Поезд привез меня в Череповец. Он мог привезти меня еще куда-нибудь. Ну, куда хотите... Но он почему-то привез меня в Череповец. Это там, где Вологда-гда.


Я первый раз была в Череповце. Мне ужасно нравилось слово "была". Оно придавало моей жизни весомость прошлого.


Ах, какой день был в Череповце. Такого в Москве не дождешься. Очень жаль, что в Москве такого не дождешься. Правда, жаль. Такого снега и такого солнца нет.


Снег, замешанный на солнце, покрывал Череповец пышным безе с хрустящей корочкой, над которой искусно размещались шоколадно-добротные древние дома и хрупкие бисквитные храмы...


— Девушка, можно вас спросить?


Я обернулась. Зная, что увижу в глазах незнакомца. Увижу разочарование. Увы, с недавних пор мне стало ясно, что красотой мне пока не блистать. Ах, не блистать...


Но и этот солдатик, лопоухий, стриженый, был такой простой-простой и незаметный, словно занесенный куст при дороге. Занесенный, но не засыпанный, не спрятанный в сугробе.


И никакого разочарования в его глазах я не увидела. Наоборот, облегчение. Оттого, что я пока не красавица. А такая же — простая и незаметная. И мы оба знали, как пользоваться в жизни этой незаметностью, пусть у нас были и другие тайны. Но эта тайна нас объединяла.


— Как тебя зовут-то? — спросил он так, словно мы давным-давно познакомились, но долго не виделись, и он успел позабыть мое имя.

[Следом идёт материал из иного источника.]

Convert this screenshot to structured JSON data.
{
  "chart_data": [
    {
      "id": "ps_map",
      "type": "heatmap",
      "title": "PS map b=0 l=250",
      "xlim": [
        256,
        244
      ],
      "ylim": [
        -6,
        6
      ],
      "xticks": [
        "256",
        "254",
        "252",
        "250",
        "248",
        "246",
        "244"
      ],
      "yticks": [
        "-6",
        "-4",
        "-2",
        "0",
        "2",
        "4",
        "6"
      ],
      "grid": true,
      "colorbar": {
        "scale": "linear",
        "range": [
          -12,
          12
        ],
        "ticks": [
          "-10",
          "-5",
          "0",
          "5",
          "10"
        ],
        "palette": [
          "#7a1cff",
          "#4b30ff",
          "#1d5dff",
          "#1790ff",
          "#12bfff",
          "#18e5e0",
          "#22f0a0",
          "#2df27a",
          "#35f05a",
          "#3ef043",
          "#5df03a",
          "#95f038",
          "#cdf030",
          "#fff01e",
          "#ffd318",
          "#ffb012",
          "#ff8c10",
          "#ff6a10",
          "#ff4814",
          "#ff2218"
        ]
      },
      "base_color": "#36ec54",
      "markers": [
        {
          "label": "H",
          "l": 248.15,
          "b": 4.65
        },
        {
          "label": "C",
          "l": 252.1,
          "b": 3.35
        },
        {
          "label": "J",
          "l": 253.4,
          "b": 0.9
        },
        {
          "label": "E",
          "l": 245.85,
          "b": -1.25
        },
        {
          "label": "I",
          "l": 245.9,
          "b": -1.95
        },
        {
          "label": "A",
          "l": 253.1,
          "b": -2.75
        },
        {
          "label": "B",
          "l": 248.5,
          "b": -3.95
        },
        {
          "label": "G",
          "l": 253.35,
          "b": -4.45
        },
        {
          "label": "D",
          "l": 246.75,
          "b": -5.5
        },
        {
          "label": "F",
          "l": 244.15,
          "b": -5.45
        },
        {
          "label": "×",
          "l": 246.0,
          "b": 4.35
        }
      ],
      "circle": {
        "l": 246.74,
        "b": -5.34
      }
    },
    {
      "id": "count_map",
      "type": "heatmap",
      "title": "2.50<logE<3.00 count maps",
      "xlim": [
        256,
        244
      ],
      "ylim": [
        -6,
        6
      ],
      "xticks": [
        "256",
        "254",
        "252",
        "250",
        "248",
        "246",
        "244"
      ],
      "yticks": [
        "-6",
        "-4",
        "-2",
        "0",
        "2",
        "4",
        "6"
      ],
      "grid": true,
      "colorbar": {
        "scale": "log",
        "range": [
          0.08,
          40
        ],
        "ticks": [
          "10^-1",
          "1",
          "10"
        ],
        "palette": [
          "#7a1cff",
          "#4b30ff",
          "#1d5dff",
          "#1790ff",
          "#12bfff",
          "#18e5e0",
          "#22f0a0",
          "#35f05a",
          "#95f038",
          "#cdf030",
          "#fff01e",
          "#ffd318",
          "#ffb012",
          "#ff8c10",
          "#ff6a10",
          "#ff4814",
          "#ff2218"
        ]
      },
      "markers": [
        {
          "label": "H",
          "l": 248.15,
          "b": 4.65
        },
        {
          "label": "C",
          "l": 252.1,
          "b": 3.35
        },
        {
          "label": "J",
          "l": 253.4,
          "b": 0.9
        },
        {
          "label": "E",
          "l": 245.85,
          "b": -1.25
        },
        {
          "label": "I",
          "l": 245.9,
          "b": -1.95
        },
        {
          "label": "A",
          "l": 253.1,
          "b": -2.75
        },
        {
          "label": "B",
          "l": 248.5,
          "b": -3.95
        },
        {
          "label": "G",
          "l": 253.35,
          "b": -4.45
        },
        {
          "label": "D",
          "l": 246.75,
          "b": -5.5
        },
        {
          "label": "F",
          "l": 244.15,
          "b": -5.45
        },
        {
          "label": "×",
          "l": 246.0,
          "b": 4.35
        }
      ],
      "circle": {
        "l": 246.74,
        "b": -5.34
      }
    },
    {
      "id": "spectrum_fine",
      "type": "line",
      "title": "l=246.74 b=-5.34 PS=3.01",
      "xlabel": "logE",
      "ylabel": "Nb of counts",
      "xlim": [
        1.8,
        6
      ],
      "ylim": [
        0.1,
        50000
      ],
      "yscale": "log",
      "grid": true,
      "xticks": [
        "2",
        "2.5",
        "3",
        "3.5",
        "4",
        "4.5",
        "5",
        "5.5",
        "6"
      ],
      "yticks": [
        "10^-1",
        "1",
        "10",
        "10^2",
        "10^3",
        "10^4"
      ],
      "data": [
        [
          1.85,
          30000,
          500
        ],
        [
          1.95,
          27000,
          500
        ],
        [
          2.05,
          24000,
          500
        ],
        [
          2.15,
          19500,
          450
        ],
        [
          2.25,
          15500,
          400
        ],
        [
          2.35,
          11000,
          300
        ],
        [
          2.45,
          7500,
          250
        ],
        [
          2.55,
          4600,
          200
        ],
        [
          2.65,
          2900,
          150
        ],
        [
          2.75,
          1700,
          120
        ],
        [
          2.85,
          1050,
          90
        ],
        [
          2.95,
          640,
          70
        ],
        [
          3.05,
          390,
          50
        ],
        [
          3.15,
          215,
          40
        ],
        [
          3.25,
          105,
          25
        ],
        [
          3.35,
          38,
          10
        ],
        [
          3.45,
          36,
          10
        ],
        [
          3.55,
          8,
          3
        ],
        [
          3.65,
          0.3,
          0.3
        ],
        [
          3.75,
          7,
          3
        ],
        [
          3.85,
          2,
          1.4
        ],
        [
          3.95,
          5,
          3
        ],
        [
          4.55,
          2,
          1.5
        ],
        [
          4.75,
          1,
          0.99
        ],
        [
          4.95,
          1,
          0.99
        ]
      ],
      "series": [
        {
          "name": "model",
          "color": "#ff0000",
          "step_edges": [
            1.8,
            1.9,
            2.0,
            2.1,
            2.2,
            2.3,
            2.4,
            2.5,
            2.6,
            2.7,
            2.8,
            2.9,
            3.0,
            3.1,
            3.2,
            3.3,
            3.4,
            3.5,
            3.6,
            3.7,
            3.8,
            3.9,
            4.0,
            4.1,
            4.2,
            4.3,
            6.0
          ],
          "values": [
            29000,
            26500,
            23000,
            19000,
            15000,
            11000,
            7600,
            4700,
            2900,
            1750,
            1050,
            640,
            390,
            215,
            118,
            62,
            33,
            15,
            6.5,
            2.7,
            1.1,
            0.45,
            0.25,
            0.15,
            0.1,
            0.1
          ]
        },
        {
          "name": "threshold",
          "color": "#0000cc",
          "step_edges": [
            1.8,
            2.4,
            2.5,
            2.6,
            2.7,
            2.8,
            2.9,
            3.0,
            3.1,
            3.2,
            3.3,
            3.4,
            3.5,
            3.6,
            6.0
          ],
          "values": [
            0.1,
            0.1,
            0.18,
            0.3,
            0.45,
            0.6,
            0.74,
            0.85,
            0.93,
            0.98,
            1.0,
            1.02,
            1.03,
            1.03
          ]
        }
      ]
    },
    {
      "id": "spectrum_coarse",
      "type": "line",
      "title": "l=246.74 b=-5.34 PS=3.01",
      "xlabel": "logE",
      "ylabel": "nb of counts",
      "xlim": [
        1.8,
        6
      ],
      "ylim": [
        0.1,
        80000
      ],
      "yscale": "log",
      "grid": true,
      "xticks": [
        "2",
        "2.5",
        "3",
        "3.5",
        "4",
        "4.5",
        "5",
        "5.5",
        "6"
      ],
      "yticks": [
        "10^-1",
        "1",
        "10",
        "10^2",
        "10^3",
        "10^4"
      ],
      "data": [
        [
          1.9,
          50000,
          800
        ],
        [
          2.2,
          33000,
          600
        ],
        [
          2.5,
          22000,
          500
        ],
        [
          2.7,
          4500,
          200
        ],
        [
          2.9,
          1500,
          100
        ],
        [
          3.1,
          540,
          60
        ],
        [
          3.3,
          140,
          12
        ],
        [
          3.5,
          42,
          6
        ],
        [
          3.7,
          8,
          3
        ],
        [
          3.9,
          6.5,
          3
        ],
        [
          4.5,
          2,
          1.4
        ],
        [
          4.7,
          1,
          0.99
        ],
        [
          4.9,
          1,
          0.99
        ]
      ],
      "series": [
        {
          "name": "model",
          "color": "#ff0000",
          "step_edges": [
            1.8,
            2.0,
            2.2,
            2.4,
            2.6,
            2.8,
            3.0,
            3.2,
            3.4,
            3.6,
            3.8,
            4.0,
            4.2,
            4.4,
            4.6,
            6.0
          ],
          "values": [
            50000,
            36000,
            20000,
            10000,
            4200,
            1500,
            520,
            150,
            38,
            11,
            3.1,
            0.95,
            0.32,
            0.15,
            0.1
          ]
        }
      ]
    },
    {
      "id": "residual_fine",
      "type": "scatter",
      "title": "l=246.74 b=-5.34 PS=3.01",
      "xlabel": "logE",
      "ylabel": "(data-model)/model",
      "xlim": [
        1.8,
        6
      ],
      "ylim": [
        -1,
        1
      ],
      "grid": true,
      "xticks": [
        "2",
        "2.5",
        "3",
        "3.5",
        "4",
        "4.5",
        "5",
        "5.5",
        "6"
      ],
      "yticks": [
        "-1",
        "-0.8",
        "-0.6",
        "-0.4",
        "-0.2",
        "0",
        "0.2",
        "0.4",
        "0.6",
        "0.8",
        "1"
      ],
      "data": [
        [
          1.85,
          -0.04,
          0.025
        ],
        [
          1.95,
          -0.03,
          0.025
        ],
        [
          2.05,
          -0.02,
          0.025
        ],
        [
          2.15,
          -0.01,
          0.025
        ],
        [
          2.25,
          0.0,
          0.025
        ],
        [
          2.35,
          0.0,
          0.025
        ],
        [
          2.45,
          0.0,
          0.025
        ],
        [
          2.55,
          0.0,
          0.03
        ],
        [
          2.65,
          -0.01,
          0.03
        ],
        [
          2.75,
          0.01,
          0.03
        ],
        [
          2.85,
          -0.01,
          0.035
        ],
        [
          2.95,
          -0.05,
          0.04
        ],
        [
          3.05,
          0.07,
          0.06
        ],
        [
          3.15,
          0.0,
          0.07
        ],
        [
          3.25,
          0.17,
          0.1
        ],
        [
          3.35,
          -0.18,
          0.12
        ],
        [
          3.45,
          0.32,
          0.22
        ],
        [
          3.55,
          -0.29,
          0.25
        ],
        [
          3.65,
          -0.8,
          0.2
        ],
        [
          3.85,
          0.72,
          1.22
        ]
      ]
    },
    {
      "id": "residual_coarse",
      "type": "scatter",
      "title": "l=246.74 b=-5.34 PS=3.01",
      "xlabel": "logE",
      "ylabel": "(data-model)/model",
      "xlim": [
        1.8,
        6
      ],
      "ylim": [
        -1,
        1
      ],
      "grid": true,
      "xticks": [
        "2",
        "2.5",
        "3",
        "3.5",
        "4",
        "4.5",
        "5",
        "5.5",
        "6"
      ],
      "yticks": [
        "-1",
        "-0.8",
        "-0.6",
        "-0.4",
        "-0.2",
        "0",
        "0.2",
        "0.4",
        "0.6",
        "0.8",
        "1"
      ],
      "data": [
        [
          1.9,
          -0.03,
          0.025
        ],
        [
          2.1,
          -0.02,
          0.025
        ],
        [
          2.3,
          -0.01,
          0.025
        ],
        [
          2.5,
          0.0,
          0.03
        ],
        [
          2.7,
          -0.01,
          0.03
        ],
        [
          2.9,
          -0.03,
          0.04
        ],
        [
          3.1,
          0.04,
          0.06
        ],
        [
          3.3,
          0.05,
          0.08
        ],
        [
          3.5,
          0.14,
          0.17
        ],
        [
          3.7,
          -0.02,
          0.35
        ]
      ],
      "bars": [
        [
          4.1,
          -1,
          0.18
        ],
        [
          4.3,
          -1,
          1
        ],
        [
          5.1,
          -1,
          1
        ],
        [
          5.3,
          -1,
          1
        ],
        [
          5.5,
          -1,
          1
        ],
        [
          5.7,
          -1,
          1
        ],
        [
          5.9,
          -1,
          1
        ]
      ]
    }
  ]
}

— Света, — сказала я. — А тебя — Петя?


— Нет, это папаню так звали. А меня...


— А я тебя буду звать Петрович, — почему-то поспешила перебить его я, хватаясь за мою почти угадку, как за счастливую находку, как за серебряный полтинник, вмороженный в лед под ногами.


— Тут, понимаешь, Светк, дело такое. Маманя ко мне приехала, — деловито пояснил Петрович. И был он весь основательный и рассудительный, как председатель крепкого колхоза. — И уж больно ей охота увидеть, что девчонка у меня знакомая есть. Городская, — почему-то вполголоса добавил он, оглянулся и покраснел. Всем лицом, ушами и шеей.


И я, конечно, же поняла, что никакой знакомой девчонки у него нет. Городской. И я тоже покраснела. И он тоже понял, что у меня нет знакомого парня.


— Пошли, — выпалила я и очень решительно взяла его под руку, ощущая всю негнущуюся колючую грубость его шинели.


— Да никуда идти и не надо, — сказал он. — Вот она, моя маманя.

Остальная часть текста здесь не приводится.